Martin Lewis, a renowned money-saving expert, issued an urgent plea to state pensioners born before 1958 to claim a £3,900 government cash instalment. According to Lewis, 850,000 state pensioners could be eligible for this payment, though they must actively claim it as it won’t be automatically distributed. Lewis’ team at Money Saving Expert highlighted that £1.7 billion is waiting to be claimed.
To be eligible, applicants must be single with a total weekly income under £218, although those earning up to £235 might still qualify. For couples, the eligibility threshold is a weekly total income under £333. Couples earning less than £350 per week also have a good chance of qualifying.
Applicants can claim via Gov.uk if they have already claimed their State Pension, or by calling the Pension Service on 0800 99 1234. Claiming can be backdated for up to three months, making it crucial to check eligibility as soon as possible. Fiona Peake, a finance expert at Ocean Finance, emphasized the importance of claiming Pension Credit during the ongoing cost-of-living crisis.
She mentioned that rising energy costs and persistent food inflation make this financial relief especially significant for older individuals. She encouraged everyone who might be eligible to take five minutes to check, even if they receive a small amount of Pension Credit. “Claiming Pension Credit can help protect you against rising costs,” Peake added.
She clarified common misconceptions, stating, “Many people assume that applying for Pension Credit is complicated or that they won’t qualify if they have savings or a small private pension. In reality, the process is straightforward, and the qualifying rules are more generous than many think. Checking eligibility can unlock other financial support worth thousands of pounds.”
Hundreds of thousands of pensioners are being urged to claim a benefit that could unlock access to as many as five other financial perks.
Latest data from the Department for Work and Pensions (DWP) estimates that as many as 700,000 eligible pensioners are missing out on this vital support. Pension Credit, worth an average of £4,200 a year, is designed to top up the income of low-income pensioners, helping them achieve a more comfortable standard of living. The benefit is available even to those who own their homes or have some savings, making it more accessible than some may assume.
According to research, many pensioners are unaware that claiming Pension Credit also provides access to additional financial benefits.
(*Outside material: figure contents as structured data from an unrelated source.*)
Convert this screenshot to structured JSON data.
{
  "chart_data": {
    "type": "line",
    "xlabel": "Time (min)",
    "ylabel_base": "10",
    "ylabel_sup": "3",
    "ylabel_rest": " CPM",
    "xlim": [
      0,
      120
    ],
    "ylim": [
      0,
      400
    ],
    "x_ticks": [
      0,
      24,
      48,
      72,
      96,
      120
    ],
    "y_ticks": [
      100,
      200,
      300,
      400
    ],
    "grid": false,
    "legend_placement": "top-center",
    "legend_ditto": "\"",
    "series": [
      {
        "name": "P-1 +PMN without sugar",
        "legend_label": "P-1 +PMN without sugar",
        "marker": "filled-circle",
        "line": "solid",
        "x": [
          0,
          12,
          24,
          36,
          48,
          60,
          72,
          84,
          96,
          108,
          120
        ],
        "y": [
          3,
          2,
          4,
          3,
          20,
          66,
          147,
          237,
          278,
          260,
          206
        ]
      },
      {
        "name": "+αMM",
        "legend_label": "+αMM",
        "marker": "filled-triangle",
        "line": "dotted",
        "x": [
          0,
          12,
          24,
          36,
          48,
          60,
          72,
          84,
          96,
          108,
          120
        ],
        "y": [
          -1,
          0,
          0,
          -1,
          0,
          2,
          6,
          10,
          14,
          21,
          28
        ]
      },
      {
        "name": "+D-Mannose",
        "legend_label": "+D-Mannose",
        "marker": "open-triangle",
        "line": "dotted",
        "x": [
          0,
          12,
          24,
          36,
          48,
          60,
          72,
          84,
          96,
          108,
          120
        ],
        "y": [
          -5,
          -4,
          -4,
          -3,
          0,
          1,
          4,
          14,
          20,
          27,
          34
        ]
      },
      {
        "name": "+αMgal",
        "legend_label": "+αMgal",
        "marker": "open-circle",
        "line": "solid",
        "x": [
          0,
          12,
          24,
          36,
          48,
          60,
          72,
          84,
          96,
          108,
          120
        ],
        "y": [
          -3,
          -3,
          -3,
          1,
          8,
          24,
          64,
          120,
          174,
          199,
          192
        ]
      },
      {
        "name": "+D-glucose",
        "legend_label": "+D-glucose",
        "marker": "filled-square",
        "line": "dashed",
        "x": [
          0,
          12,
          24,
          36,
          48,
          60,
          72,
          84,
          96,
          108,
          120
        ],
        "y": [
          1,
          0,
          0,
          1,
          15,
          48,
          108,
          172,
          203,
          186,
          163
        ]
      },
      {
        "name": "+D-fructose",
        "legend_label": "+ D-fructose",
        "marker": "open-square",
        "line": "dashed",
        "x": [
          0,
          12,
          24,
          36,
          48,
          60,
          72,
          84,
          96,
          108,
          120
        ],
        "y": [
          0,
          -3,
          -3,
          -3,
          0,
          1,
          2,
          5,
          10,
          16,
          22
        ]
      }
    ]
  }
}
More than a fifth (21%) of survey respondents said they were unaware they would be entitled to any other benefits if they qualified for Pension Credit. These include:
– A discount on the Royal Mail redirection service if you move house.
Lewis urges pensions claim for £3,900
– Help with rent costs through Housing Benefit. – Help with NHS dental treatment, glasses, and transport costs if you get certain types of Pension Credit.
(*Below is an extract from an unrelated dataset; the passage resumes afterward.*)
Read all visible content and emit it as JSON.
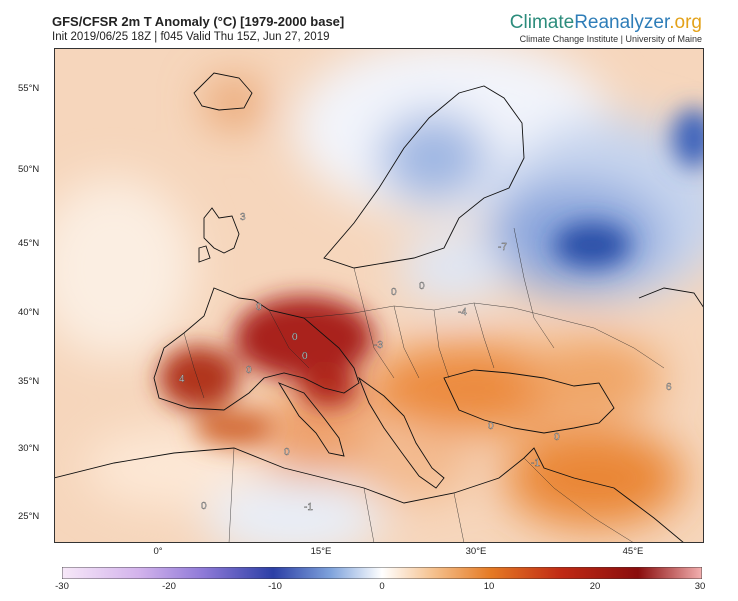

– Help with Council Tax through the Council Tax Discount. – A free TV Licence if you’re aged 75 or older. As part of its Take The Credit campaign, DWP is partnering with social enterprise Pocket Power to offer pensioners a free 30-minute phone call to help them save on household bills, and to support with Pension Credit applications.
On average, Pocket Power says one call saves each person £250, which could provide critical support this winter. Sarah Pennells, consumer finance specialist at Royal London, said: “There is still a significant gap in awareness around Pension Credit and the other benefits that claiming it entitles people to. But our research also found that there is a sense of embarrassment associated with applying for benefits, when there should be absolutely no shame in accepting help.”
“Pensioners can still check if they qualify for Pension Credit and apply to receive a valuable financial top-up in the coming year.
The easiest way to check if you qualify for Pension Credit is to use one of the free online benefit calculators, and once you know that you can claim, you can apply via the website, post or phone.”
To claim Pension Credit, a person must live in England, Scotland or Wales and have reached the qualifying age (currently 66 and over). They or their partner must also be receiving housing benefits. If this applies, the person must then work out their total weekly income, including other pensions, and earnings from employment and self-employment.
Not all benefits are counted as income. Individuals are most likely to be eligible if their total weekly income is roughly under £220. Joint households may find themselves more likely to be eligible if their total weekly income is roughly under £332.
However, if their income is higher, they might still be eligible, so it’s worth checking the Government website just in case. Those who have £10,000 or less in savings and investments will see no impact on their Pension Credit. Those who have more than £10,000, every £500 over £10,000 counts as £1 income a week.
For example, if you have £11,000 in savings, this counts as £2 income a week. To apply for the benefit, people can reach the helpline by telephone on 0800 991 234 or by textphone on 0800 169 0133. They can also apply online.
Sarah Pennells emphasized, “Despite the deadline passing for applying for Pension Credit for this winter, pensioners can still apply to see if they qualify for valuable financial top-ups in the coming year.”